New Yorks „Anti-Trump“: Spiegelbild eines universellen Panafrikanismus

Der erste muslimische Bürgermeister von New York ist für viele Afroamerikaner in den USA und für Menschen in Afrika ein Hoffnungsträger. Zohran Mamdani sei ein ,Mann Afrikas' und Spiegelbild eines universellen Panafrikanismus, sagt der ugandische Soziologe Anthony Ssembatya im Interview mit Radio Vatikan.

Anne Preckel – Kampala/Vatikanstadt

Der demokratische Sozialist Zohran Mamdani gehört zum linken Flügel seiner Partei. Er ist der erste Muslim im Amt des New Yorker Bürgermeisters, und er hat afrikanische, genauer: ugandische Wurzeln. Außerdem wird der erst 34-Jährige der jüngste New Yorker Bürgermeister seit mehr als 100 Jahren. 

Radio Vatikan sprach darüber mit Dr. Anthony Ssembatya, einem Wissenschaftler aus Uganda, der sich intensiv mit zeitgenössischem politischem Denken befasst. Er ist Mitglied der International Association for Community Development (IACD), einer bei den Vereinten Nationen in New York und Genf akkreditierten globalen multidisziplinären Organisation für Gemeinschaftsentwicklung, und er ist in seinem Heimatland Uganda Teil der Menschenrechtsbewegung. Die Nachricht zum neuen Bürgermeister von New York erreichte den Katholiken Ssembatya, der Mamdanis Herkunftskontext aus nächster Nähe kennt, in seinem Heimatland, Uganda. 

Starke Verbindung zu Uganda

Welche Reaktionen hat es in Uganda und anderen afrikanischen Staaten auf die Wahl in New York gegeben?

Zohran Mamdani, der heute 34-jährige Bürgermeister von New York, ist in Uganda geboren und aufgewachsen. Er hat starke Wurzeln in Uganda, auch weil seine Eltern bis heute in Kampala leben. Sein Vater ist und war Professor an einer der renommiertesten Universitäten Afrikas in Kampala, der Makerere University. Als renommierter Wissenschaftler in Uganda und Tansania, aber auch in den Vereinigten Staaten, schafft er eine starke Verbindung für Zohran Mamdani und seine Familie zu Uganda.

„Es herrscht eine starke Hoffnung und Optimismus, dass sich auch die politische Lage in Afrika verbessern wird.“

Die Reaktionen waren daher sehr positiv, insbesondere bei jungen Menschen unter 30 Jahren, da er ihnen altersmäßig sehr nahe ist. Aber auch bei Menschen aus Afrika, sowohl bei Einheimischen aus Uganda als auch bei Einheimischen aus anderen afrikanischen Ländern. Und vor allem für diejenigen, die mit Universitäten verbunden sind, an denen sein Vater seit über 40 Jahren lehrt. Die Reaktionen sind also positiv.
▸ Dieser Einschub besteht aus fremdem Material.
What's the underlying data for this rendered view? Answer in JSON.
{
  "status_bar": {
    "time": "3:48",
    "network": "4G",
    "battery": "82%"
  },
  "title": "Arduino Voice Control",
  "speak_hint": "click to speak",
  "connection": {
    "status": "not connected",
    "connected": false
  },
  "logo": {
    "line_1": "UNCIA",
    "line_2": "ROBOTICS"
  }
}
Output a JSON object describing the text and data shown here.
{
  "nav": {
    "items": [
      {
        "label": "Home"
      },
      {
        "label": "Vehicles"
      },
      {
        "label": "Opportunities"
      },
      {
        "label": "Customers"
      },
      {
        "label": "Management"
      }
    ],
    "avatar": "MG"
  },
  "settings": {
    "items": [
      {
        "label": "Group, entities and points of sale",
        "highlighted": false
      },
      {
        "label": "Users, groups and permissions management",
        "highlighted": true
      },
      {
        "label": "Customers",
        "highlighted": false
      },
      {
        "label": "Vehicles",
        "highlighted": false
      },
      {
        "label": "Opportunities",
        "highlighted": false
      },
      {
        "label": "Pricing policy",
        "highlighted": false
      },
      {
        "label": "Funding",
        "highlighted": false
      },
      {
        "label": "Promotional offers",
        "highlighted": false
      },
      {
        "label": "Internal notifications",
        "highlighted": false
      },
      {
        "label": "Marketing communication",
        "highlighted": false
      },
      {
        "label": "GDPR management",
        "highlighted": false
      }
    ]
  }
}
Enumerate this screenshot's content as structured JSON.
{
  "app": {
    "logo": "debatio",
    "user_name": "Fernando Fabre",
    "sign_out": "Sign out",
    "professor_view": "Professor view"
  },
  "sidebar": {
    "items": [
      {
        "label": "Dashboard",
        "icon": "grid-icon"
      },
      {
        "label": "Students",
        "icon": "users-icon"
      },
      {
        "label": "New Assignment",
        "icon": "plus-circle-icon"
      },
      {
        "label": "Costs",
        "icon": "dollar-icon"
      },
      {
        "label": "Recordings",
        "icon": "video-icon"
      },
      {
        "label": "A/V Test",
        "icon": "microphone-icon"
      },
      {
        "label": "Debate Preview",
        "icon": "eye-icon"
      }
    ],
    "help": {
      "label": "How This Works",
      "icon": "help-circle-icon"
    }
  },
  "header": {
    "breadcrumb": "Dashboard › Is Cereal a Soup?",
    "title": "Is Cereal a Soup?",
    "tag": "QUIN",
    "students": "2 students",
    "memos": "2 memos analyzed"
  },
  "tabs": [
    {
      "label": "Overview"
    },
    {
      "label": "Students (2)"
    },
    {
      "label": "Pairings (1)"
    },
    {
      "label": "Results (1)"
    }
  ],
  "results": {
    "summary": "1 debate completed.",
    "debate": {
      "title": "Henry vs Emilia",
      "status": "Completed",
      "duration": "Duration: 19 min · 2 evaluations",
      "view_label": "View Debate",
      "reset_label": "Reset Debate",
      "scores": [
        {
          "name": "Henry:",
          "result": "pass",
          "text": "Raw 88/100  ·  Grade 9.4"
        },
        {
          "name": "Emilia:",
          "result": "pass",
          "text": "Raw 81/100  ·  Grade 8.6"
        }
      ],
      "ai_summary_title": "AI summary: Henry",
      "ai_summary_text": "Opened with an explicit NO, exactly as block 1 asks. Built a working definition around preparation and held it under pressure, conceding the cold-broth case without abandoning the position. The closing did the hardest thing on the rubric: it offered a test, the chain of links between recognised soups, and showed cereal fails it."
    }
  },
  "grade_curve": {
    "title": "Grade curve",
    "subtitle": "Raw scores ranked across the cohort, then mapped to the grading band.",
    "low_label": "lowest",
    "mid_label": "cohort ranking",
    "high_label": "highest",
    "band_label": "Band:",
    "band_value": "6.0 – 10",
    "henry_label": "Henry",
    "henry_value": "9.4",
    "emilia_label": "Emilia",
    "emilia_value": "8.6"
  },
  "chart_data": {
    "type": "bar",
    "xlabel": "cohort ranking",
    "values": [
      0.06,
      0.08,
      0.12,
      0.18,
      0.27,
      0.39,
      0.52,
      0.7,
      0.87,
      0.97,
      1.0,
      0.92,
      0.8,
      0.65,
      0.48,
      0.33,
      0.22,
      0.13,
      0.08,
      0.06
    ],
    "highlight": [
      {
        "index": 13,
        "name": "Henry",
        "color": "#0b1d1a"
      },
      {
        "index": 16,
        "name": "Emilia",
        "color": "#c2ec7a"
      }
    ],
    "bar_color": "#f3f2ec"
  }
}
Es herrscht eine starke Hoffnung und Optimismus, dass sich auch die politische Lage in Afrika verbessern wird.

Hier das Interview in deutscher Übersetzung (Anthony Ssembatya, Anne Preckel - Vatican News)

Sensibilisiert für Kolonialismus und Dynamiken der Macht

Mamdanis Vater hat intensiv zum Erbe des Kolonialismus in Afrika und dessen Auswirkungen auf Regierungsführung, Identität und Gerechtigkeit geforscht. Ist sein Sohn damit besonders sensibel für das Thema?

Ja, Professor Mahmoud Mamdani, dessen Werke ich sowohl in meiner Master- als auch in meiner Doktorarbeit und in vielen Publikationen häufig zitiert habe, hat zahlreiche akademische Bestseller geschrieben. Zum Beispiel „Citizen and Subject“, in dem er die Situation des palästinensischen Volkes und die Weigerung der Machthaber, ihnen das Recht auf Staatsbürgerschaft durch Geburt zu gewähren, analysiert. Er führt auch Beispiele aus dem Apartheid-Südafrika an. Und er nennt Beispiele aus so vielen Ländern, den Maori und den Aborigines in Australien, Neuseeland, aber auch in vielen anderen Ländern. Er schrieb auch über Landbesitz und die Enteignung, Terrorismus und Religion, Völkermorde in Ruanda und anderen Teilen der Welt und über Staaten, die einst Opfer waren und sich dann politisch zu Tätern gewandelt haben.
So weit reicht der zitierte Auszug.